Jessica Hockaday: Instacart shopper for one year in Raleigh, North Carolina
Jessica Hockaday has worked as an Instacart shopper for the past year in Raleigh, North Carolina, but has been unable to work the past few weeks because she has a heart condition – cardiomyopathy – and is high risk for Covid-19.
“It was either my health or make money,” said Hockaday. “We just paid our bills yesterday. We have nothing left and my husband’s next paycheck doesn’t come in for another couple weeks. They truly don’t care about us.”

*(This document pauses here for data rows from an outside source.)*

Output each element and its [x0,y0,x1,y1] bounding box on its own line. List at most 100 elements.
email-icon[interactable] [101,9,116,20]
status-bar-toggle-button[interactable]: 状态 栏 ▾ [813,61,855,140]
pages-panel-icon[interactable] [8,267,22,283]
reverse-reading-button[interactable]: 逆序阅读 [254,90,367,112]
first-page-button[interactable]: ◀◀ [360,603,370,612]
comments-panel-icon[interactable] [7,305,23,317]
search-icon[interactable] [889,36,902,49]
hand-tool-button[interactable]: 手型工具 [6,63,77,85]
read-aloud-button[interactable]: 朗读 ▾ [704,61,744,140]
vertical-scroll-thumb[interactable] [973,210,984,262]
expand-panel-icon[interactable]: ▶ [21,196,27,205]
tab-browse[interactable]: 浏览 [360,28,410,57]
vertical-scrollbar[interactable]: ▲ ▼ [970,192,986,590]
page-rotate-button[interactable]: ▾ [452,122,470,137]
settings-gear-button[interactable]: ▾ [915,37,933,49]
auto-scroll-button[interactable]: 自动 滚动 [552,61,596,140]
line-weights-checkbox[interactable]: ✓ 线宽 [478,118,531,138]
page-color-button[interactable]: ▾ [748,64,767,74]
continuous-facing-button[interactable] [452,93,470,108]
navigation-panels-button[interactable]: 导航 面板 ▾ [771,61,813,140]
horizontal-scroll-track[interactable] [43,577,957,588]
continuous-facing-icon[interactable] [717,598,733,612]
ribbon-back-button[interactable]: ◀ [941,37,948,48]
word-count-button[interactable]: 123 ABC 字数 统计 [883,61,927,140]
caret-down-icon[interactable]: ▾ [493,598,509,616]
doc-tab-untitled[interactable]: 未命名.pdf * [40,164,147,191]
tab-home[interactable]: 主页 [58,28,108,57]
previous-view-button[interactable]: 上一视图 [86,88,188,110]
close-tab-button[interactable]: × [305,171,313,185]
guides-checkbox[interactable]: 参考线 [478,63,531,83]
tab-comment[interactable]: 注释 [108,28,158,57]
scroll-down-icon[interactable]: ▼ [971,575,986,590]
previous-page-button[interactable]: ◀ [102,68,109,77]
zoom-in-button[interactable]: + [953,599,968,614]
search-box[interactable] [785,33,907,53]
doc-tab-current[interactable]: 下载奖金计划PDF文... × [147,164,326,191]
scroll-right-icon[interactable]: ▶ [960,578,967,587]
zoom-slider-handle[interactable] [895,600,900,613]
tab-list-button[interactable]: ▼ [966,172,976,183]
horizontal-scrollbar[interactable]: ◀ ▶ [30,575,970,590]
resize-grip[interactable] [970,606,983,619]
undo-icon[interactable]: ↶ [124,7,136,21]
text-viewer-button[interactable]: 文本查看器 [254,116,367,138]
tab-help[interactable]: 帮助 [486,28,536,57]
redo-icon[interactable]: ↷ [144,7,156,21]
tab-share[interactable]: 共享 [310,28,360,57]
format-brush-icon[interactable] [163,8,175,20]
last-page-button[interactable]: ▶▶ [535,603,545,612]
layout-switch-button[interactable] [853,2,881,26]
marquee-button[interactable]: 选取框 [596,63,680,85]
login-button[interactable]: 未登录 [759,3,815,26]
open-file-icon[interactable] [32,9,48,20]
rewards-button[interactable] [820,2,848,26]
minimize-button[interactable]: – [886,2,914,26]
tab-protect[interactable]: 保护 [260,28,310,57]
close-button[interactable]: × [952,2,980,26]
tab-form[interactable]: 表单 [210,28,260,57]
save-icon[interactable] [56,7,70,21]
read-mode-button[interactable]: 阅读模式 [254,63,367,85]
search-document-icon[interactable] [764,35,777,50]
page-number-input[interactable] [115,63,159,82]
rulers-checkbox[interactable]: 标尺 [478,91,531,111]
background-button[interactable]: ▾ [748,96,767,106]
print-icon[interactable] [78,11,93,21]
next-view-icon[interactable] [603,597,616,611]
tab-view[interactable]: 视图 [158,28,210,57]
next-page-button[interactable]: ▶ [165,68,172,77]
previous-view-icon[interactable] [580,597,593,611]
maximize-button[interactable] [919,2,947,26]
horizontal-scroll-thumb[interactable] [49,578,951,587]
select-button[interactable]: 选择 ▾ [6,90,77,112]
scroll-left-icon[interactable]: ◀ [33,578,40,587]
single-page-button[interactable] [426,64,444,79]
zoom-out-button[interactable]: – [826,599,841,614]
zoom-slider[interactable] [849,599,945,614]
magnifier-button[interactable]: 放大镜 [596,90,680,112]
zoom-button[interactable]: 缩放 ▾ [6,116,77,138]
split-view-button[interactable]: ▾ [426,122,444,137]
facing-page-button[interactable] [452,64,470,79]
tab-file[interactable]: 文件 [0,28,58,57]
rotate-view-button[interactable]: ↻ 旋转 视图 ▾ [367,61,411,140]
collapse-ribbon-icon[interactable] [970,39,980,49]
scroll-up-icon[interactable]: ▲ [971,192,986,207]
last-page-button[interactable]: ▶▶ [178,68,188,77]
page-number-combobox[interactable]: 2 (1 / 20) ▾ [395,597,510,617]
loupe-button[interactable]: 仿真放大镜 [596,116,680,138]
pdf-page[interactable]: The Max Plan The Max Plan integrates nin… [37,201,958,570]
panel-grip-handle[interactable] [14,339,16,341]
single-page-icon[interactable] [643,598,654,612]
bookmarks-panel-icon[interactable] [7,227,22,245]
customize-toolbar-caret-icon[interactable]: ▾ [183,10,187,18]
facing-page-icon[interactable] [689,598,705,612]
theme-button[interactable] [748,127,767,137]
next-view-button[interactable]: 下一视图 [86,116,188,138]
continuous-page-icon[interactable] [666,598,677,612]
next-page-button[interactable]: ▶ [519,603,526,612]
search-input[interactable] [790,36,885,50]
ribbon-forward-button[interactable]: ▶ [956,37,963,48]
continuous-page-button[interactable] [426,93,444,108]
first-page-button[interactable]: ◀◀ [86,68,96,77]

A mother of two, Hockaday started working for Instacart to supplement her husband’s income, which isn’t enough for her family to make ends meet. While she’s been out of work during the pandemic, Instacart has not provided her with any income. She was ineligible to file for unemployment benefits as Instacart classifies their workers as independent contractors, though she will be eligible under the US Senate’s $2tn stimulus plan.
“It’s funny they call us independent contractors, but we get in trouble if we decline too many delivery batches. They’re entirely in control and get nasty with you for removing a batch that wasn’t paying enough,” added Hockaday.
An Instacart spokesperson told the Guardian in an email: “The health and safety of our entire community – shoppers, customers, and employees – is our first priority. Our goal is to offer a safe and flexible earnings opportunity to shoppers, while also proactively taking the appropriate precautionary measures to operate safely.”